< 1 Krallar 22 >
1 Üç yıl boyunca Aram ile İsrail arasında savaş çıkmadı.
They continued three years without war between Syria and Israel.
2 Üçüncü yıl Yahuda Kralı Yehoşafat, İsrail Kralı'nı görmeye gitti.
In the third year, Jehoshaphat the king of Judah came down to the king of Israel.
3 İsrail Kralı Ahav, görevlilerine, “Ramot-Gilat'ın bize ait olduğunu bilmiyor musunuz?” dedi, “Biz onu Aram Kralı'ndan geri almak için bir şey yapmadık.”

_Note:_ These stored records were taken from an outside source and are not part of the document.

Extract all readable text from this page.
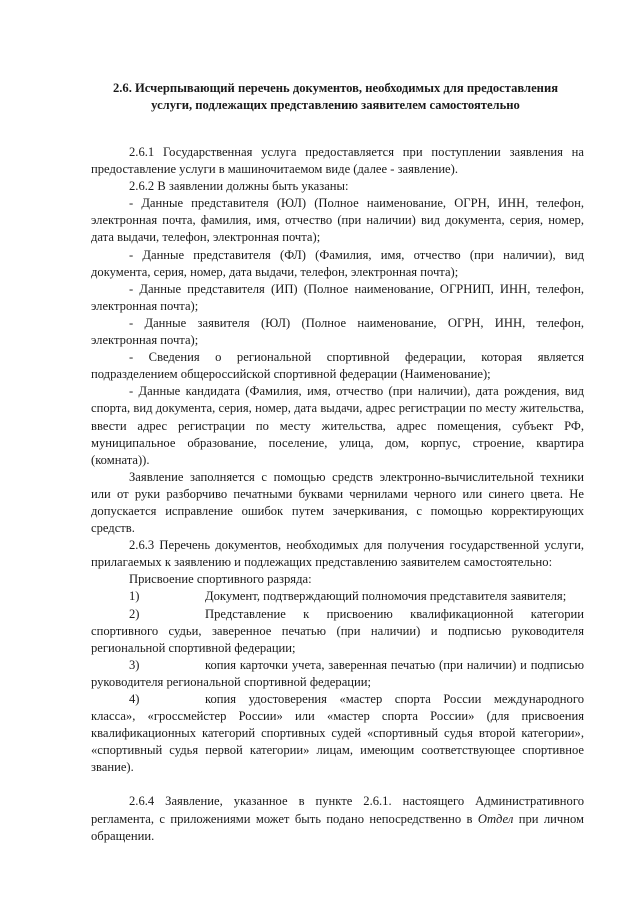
2.6. Исчерпывающий перечень документов, необходимых для предоставления
услуги, подлежащих представлению заявителем самостоятельно

2.6.1 Государственная услуга предоставляется при поступлении заявления на предоставление услуги в машиночитаемом виде (далее - заявление).

2.6.2 В заявлении должны быть указаны:

- Данные представителя (ЮЛ) (Полное наименование, ОГРН, ИНН, телефон, электронная почта, фамилия, имя, отчество (при наличии) вид документа, серия, номер, дата выдачи, телефон, электронная почта);

- Данные представителя (ФЛ) (Фамилия, имя, отчество (при наличии), вид документа, серия, номер, дата выдачи, телефон, электронная почта);

- Данные представителя (ИП) (Полное наименование, ОГРНИП, ИНН, телефон, электронная почта);

- Данные заявителя (ЮЛ) (Полное наименование, ОГРН, ИНН, телефон, электронная почта);

- Сведения о региональной спортивной федерации, которая является подразделением общероссийской спортивной федерации (Наименование);

- Данные кандидата (Фамилия, имя, отчество (при наличии), дата рождения, вид спорта, вид документа, серия, номер, дата выдачи, адрес регистрации по месту жительства, ввести адрес регистрации по месту жительства, адрес помещения, субъект РФ, муниципальное образование, поселение, улица, дом, корпус, строение, квартира (комната)).

Заявление заполняется с помощью средств электронно-вычислительной техники или от руки разборчиво печатными буквами чернилами черного или синего цвета. Не допускается исправление ошибок путем зачеркивания, с помощью корректирующих средств.

2.6.3 Перечень документов, необходимых для получения государственной услуги, прилагаемых к заявлению и подлежащих представлению заявителем самостоятельно:

Присвоение спортивного разряда:

1)	Документ, подтверждающий полномочия представителя заявителя;

2)	Представление к присвоению квалификационной категории спортивного судьи, заверенное печатью (при наличии) и подписью руководителя региональной спортивной федерации;

3)	копия карточки учета, заверенная печатью (при наличии) и подписью руководителя региональной спортивной федерации;

4)	копия удостоверения «мастер спорта России международного класса», «гроссмейстер России» или «мастер спорта России» (для присвоения квалификационных категорий спортивных судей «спортивный судья второй категории», «спортивный судья первой категории» лицам, имеющим соответствующее спортивное звание).

2.6.4 Заявление, указанное в пункте 2.6.1. настоящего Административного регламента, с приложениями может быть подано непосредственно в Отдел при личном обращении.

The king of Israel said to his servants, “You know that Ramoth Gilead is ours, and we do nothing, and don’t take it out of the hand of the king of Syria?”
4 Sonra Yehoşafat'a, “Ramot-Gilat'a karşı benimle birlikte savaşır mısın?” diye sordu. Yehoşafat, “Beni kendin, halkımı halkın, atlarımı atların say” diye yanıtladı,
He said to Jehoshaphat, “Will you go with me to battle to Ramoth Gilead?” Jehoshaphat said to the king of Israel, “I am as you are, my people as your people, my horses as your horses.”
5 “Ama önce RAB'be danışalım” diye ekledi.
Jehoshaphat said to the king of Israel, “Please inquire first for the LORD’s word.”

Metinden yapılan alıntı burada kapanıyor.